Autores: Maria Eduarda Alves Esteves https://orcid.org/0000-0002-2029-235X, Tácio Vinício Amorim Fernandes https://orcid.org/0000-0001-5881-9519, Manuela Leal da Silva https://orcid.org/0000-0003-4844-7138

Revisão: Ana Carolina Silva Bullahttps://orcid.org/0000-0003-4118-294X, Débora Soares Brandão https://orcid.org/0000-0002-8050-5652

Introdução

O docking molecular consiste na avaliação da interação entre um alvo e um ligante. Dentre as aplicações possíveis, pode ser realizada a análise em larga escala através do método de triagem virtual baseada em estrutura do receptor, que consiste no docking de compostos organizados em bibliotecas para um determinado alvo biológico. Ou baseada na estrutura do ligante, na qual é avaliada a interação de um ligante com diferentes receptores[1].
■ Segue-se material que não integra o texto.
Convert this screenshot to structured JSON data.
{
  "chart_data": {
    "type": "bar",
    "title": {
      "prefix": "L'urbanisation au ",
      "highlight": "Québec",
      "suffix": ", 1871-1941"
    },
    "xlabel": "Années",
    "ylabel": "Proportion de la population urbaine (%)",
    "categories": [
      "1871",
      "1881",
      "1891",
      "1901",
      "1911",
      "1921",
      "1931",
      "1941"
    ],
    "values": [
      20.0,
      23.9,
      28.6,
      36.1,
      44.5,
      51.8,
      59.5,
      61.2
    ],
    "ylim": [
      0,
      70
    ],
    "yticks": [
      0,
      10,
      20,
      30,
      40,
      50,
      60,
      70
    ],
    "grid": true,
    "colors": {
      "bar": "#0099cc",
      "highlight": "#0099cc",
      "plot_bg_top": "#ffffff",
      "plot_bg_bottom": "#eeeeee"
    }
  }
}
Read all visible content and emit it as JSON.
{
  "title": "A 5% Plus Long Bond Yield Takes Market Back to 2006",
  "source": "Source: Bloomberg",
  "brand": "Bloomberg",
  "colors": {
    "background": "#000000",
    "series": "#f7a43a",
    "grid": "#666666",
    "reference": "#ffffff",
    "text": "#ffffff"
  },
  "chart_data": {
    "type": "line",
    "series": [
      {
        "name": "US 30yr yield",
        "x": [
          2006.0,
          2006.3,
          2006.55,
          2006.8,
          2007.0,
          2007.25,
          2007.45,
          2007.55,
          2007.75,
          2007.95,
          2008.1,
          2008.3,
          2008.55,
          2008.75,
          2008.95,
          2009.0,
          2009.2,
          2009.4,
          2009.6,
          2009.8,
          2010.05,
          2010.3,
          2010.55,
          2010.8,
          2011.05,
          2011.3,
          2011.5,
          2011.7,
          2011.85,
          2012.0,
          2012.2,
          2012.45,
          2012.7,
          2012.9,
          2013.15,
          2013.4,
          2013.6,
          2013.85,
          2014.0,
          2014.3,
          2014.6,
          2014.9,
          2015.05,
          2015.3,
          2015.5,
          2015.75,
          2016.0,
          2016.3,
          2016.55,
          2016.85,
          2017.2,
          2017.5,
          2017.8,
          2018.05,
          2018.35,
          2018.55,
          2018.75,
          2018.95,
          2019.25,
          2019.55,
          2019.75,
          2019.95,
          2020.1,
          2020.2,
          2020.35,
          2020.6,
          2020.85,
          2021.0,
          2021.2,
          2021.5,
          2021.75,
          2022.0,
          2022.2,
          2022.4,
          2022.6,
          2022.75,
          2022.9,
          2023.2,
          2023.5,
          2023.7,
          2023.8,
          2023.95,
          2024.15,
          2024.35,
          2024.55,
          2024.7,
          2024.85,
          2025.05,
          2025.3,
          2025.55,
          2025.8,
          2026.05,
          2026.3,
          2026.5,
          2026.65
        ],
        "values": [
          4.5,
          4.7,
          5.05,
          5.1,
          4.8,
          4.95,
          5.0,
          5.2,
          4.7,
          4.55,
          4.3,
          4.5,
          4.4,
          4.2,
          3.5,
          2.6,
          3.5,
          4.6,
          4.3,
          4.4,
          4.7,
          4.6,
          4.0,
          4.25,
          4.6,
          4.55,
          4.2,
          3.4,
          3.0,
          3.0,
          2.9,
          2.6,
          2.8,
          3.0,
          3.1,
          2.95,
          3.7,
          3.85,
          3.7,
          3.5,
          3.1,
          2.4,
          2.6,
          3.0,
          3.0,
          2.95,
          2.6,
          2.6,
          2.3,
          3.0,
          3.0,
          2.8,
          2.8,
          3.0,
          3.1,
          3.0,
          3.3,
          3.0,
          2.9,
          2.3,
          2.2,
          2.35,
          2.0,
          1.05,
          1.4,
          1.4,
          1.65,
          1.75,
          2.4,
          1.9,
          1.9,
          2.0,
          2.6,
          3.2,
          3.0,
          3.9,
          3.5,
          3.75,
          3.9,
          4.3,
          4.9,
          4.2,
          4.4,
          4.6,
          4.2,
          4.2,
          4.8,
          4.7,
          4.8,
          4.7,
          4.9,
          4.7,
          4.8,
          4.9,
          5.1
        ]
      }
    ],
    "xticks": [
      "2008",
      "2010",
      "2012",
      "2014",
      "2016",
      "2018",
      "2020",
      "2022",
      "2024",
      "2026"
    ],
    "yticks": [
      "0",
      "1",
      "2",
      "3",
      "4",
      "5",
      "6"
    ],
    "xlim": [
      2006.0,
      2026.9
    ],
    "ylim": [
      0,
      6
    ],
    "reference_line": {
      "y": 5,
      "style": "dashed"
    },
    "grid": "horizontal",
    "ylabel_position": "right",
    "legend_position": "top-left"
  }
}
A triagem virtual de um grande número de substâncias tornou-se popular durante o período da pandemia, quando as instituições de pesquisas investiram no reposicionamento de fármacos e na busca por substâncias promissoras para o tratamento da COVID-19. Para que a predição de interação entre moléculas seja mais assertiva, a estrutura receptora e os ligantes devem ser preparados ajustando parâmetros para cada sistema. Desta forma, para um docking bem-sucedido, é necessário o estudo sobre o alvo molecular assim como, o ajuste fino das coordenadas atômicas, a análise do provável estado de protonação no pH de atuação e a correta preparação de cargas [2-4].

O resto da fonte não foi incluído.